If they do comprise a script, it is not known what kind of writing system they represent. Vlassa interpreted one of the Tărtăria tablets as a hunting scene and the other two with signs as a kind of primitive writing similar to the early pictograms of the Sumerians. Some archaeologists who support the idea that they do represent writing, notably Marija Gimbutas, have proposed that they are fragments of a system dubbed the Old European Script.

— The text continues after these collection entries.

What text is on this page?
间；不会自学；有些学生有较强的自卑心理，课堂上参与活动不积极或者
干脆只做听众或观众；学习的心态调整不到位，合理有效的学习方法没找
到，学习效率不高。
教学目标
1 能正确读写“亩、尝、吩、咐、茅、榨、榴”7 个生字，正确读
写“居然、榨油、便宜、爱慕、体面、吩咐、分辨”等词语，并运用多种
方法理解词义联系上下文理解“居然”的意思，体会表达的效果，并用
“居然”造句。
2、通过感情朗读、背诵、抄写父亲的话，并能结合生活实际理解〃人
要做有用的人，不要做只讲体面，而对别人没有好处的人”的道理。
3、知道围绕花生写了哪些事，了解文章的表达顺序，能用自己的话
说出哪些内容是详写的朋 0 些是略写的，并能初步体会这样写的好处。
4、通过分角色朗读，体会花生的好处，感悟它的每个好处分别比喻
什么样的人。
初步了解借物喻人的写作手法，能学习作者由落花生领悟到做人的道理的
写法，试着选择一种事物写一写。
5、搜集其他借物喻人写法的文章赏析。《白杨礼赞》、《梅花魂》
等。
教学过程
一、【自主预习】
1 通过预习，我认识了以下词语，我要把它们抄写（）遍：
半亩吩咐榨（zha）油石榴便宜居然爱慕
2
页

=== Non-linguistic signs ===
One problem is the lack of independent indications of literacy existing in the Balkans at this period. Sarunas Milisauskas comments that "it is extremely difficult to demonstrate archaeologically whether a corpus of symbols constitutes a writing system" and notes that the first known writing systems were all developed by early states to facilitate record-keeping in complex organised societies in the Middle East and Mediterranean. There is no evidence of organised states in the European Neolithic, thus it is unlikely they would have needed the administrative systems facilitated by writing. David Anthony notes that Chinese characters were first used for ritual and commemorative purposes associated with the 'sacred power' of kings; it is possible that a similar usage accounts for the Tărtăria symbols. Some scholars have suggested that the symbols may have been used as marks of ownership or as the focus of religious rituals.

An alternative suggestion is that they may have been merely uncomprehending imitations of more advanced cultures, although this explanation is made rather unlikely by the great antiquity of the tablets—there were no known literate cultures at the time from which the symbols could have been adopted.

Others consider the pictograms to be accompanied by random scribbles.